The Act has direct lineage to the 1995 bill introduced by Chairman Jim Leach, which permitted banking, securities, insurance and other "financial" affiliations in a revised Bank Holding Company Act with the Federal Reserve as the preeminent "umbrella" regulator (and thus revived the 1983 Treasury bill concept, rather than the 1991 Bush model). Although many specific changes have been made, the Act retains this framework. (It is perhaps noteworthy that except for the specter of Microsoft and the privacy provisions, issues of electronic commerce are not significant elements of the Act.)
The stated goal was "financial services" modernization. Nevertheless, most participants in the legislative process viewed it from the perspective of their core industry -- banking, securities, or insurance. Two major industry compromises involved the drawing of regulatory lines between banking and securities and banking and insurance that have the effect of limiting direct bank expansion. Parallel "functional regulation" amendments address the jurisdiction and roles of the SEC, the federal banking agencies, and the state insurance commissioners. However, the Act does contain in Section 104 significant tools for the development of integrated financial services. Its federal preemption provisions contain broad language preempting any discriminatory or other state laws that may interfere with the operation of integrated banking and financial companies.
Another major inter-industry issue concerned the ability of nonfinancial firms to provide banking products through a thrift in a unitary savings and loan holding company ("Unitary") structure. This issue was given greater impetus by an application by Wal-Mart to acquire a thrift and by the fear that Microsoft or another major technology company might do so as well. While grandfathering existing Unitaries, the Act provides that no new Unitaries may be established - and thus reinforces the line drawn in the Act between financial and nonfinancial firms.
The other major issues addressed by the Act fall into two categories. The first is consumer and "public" issues associated with the Community Reinvestment Act ("CRA"), consumer protection, and, most important, privacy. The Act reaffirms CRA but calls for significant new disclosures by community group beneficiaries of that law. It also establishes a significant, new framework for privacy disclosures and protections by a very broad range of "financial" companies. The second category includes proposals that had been pending for some time and found a vehicle in the Act, notably, Federal Home Loan Bank system reforms and the interstate licensing of insurance agents and brokers.
Throughout 1999, the financial modernization bills had unprecedented momentum, moving from introduction to Senate and House passage in a matter of months. The actual fate of the Bill hung in the balance until the very end of the process, when the bank subsidiary and CRA compromises removed the threat of a presidential veto. In the end, the Act rested on a broad consensus both in Washington and among industry groups.

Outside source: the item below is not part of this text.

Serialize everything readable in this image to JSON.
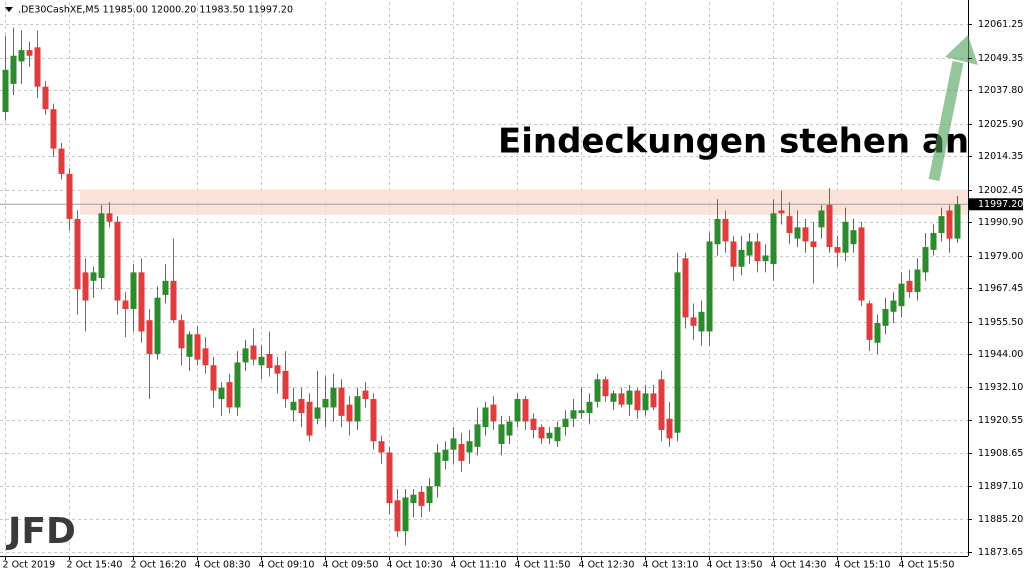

Seventy-two days after the year 2000 begins, the centerpiece affiliations provisions of the Act take effect and new, wide-ranging financial companies will be legally permissible. How quickly, and how many companies will develop a "financial services" perspective remains to be seen. In the meantime, the immediate efforts will focus on the many implementing regulations to be adopted and the prospects for new combinations. A new page is being turned.